La Poire
Se fendre la poire… Tous les sens sont en alerte, l’odorat en tête. Sur la scène du théâtre de la Flûte enchantée, le metteur en scène François Dumortier réunit deux drôles de personnages, interprétés par Alain Lackner et Frédéric Mosbeux. Ils apportent avec eux un parfum d’une fraicheur inédite, rappelant que de certaines odeurs peuvent s’échapper tous types de sentiments.

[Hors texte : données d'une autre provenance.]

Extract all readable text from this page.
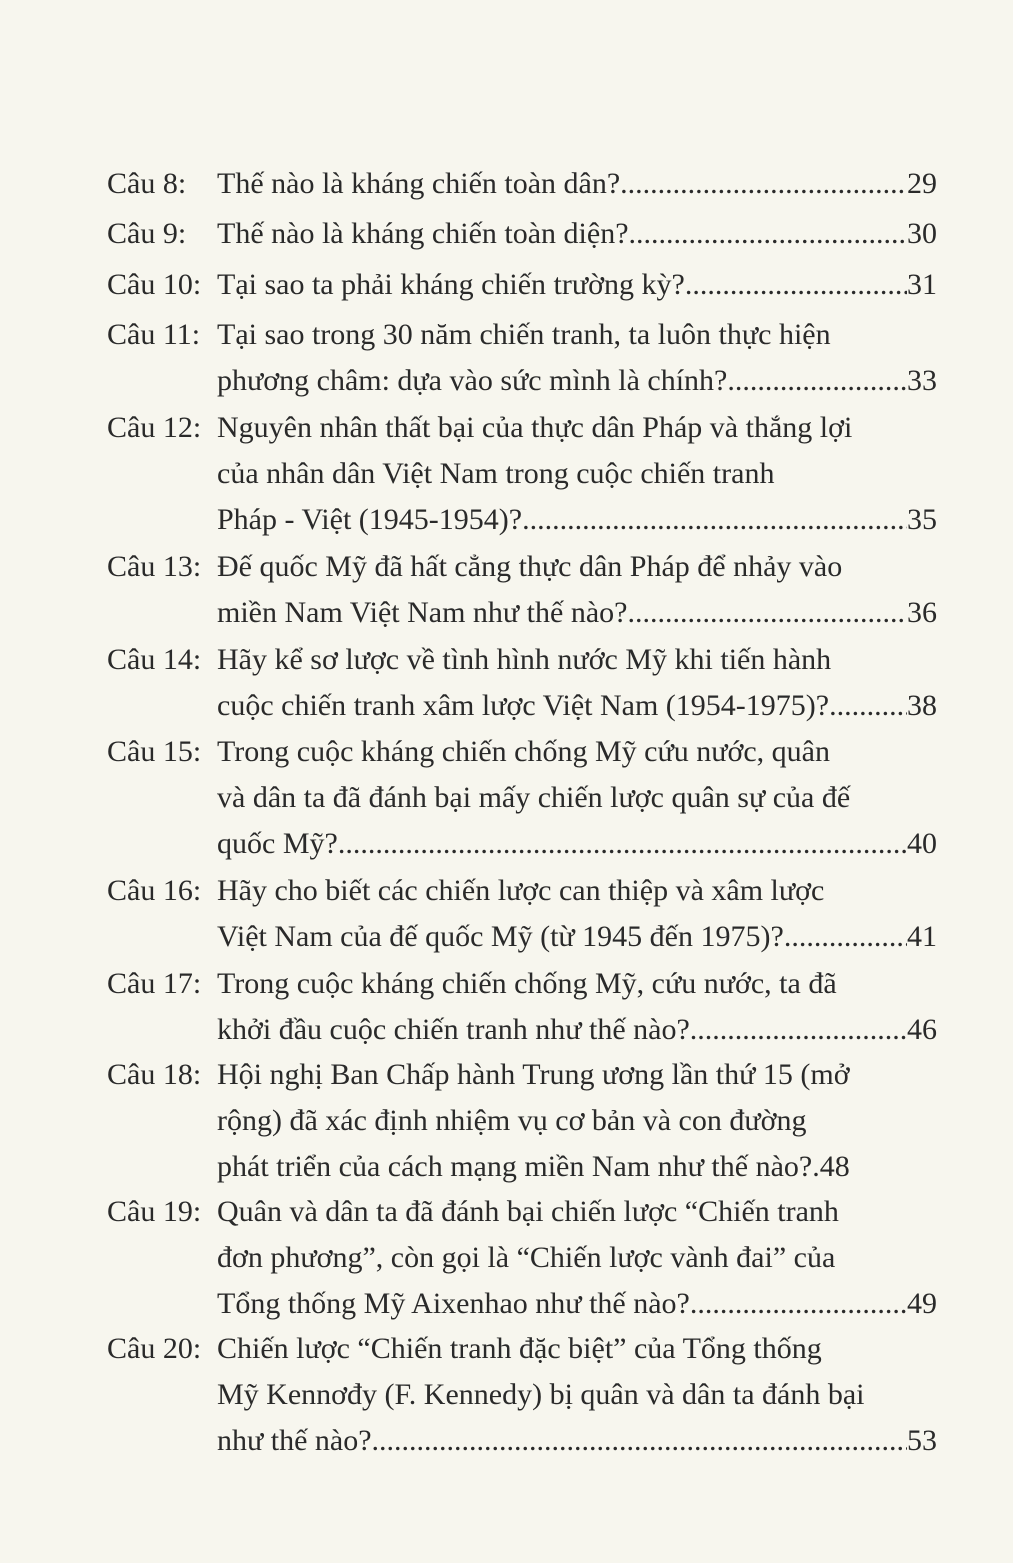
Câu 8: Thế nào là kháng chiến toàn dân? .....	29
Câu 9: Thế nào là kháng chiến toàn diện? .....	30
Câu 10: Tại sao ta phải kháng chiến trường kỳ? .....	31
Câu 11: Tại sao trong 30 năm chiến tranh, ta luôn thực hiện
phương châm: dựa vào sức mình là chính? .....	33
Câu 12: Nguyên nhân thất bại của thực dân Pháp và thắng lợi
của nhân dân Việt Nam trong cuộc chiến tranh
Pháp - Việt (1945-1954)? .....	35
Câu 13: Đế quốc Mỹ đã hất cẳng thực dân Pháp để nhảy vào
miền Nam Việt Nam như thế nào? .....	36
Câu 14: Hãy kể sơ lược về tình hình nước Mỹ khi tiến hành
cuộc chiến tranh xâm lược Việt Nam (1954-1975)? .....	38
Câu 15: Trong cuộc kháng chiến chống Mỹ cứu nước, quân
và dân ta đã đánh bại mấy chiến lược quân sự của đế
quốc Mỹ? .....	40
Câu 16: Hãy cho biết các chiến lược can thiệp và xâm lược
Việt Nam của đế quốc Mỹ (từ 1945 đến 1975)? .....	41
Câu 17: Trong cuộc kháng chiến chống Mỹ, cứu nước, ta đã
khởi đầu cuộc chiến tranh như thế nào? .....	46
Câu 18: Hội nghị Ban Chấp hành Trung ương lần thứ 15 (mở
rộng) đã xác định nhiệm vụ cơ bản và con đường
phát triển của cách mạng miền Nam như thế nào? .48
Câu 19: Quân và dân ta đã đánh bại chiến lược “Chiến tranh
đơn phương”, còn gọi là “Chiến lược vành đai” của
Tổng thống Mỹ Aixenhao như thế nào? .....	49
Câu 20: Chiến lược “Chiến tranh đặc biệt” của Tổng thống
Mỹ Kennơđy (F. Kennedy) bị quân và dân ta đánh bại
như thế nào? .....	53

D’un côté, il y a Marcus, un vagabond bourru sans attaches. De l’autre, il y a Archibald, un vendeur de parfums aux airs de jeune premier, Doc Martens cirées aux pieds. Archibald débarque, sa valise de parfums à la main, dans une zone désaffectée – le territoire de Marcus. Entre les deux hommes, l’incompréhension cède vite sa place au jeu et un pari se noue : Marcus récupérera l’intégralité de la valise d’Archibald si ce dernier n’est pas capable de vendre un flacon. L’odeur de l’argent flotte dans l’air. Tandis qu’Archibald met tout en oeuvre pour faire commerce – des malfrats aux prostitués, il ne néglige aucune piste – Marcus tente de l’en dissuader. La ville est à l’abandon : autant essayer de vendre un disque à un sourd.
Notes de piano et de parfum
Les rêves d’hôtels étoilés d’Archibald s’évanouissent rapidement : d’une part, dans cette cité en déliquescence, il n’y a pas d’établissement de ce type, et d’autre part, il n’a pas un sou, puisqu’il n’arrive pas à écouler sa marchandise. Archibald doit dormir dehors, mendier de la nourriture. Pourtant, c’est Marcus qui fait l’aumône, traînant avec lui un carton rappelant que lui aussi « aimerait jouer au golf ». L’odeur de la débrouille est prégnante. La salle est petite, la scène aussi. A l’arrière, tantôt dans la pénombre, tantôt dans la lumière, un pianiste, Sacha Peiffer, accompagne les tribulations des deux hommes et entrecoupe les rires du public. Pourtant ses mélodies ne sont jamais très joyeuses ; pas étonnant, dans cet environnement.
La pièce se joue des sens du public : dès l’arrivée des acteurs, les narines des spectateurs frétillent en reniflant du vrai parfum. Et voilà que leurs oreilles sont chatouillées par ces notes de piano si justes, parfois jouées dans le noir. Entre des acteurs qui vivent au rythme des pérégrinations de leurs personnages un peu loufoques et un musicien hors-pair, François Dumortier, a eu le nez fin.
Avec Alain Lackner, Frédéric Mosbeux et Sacha Peiffer (au piano)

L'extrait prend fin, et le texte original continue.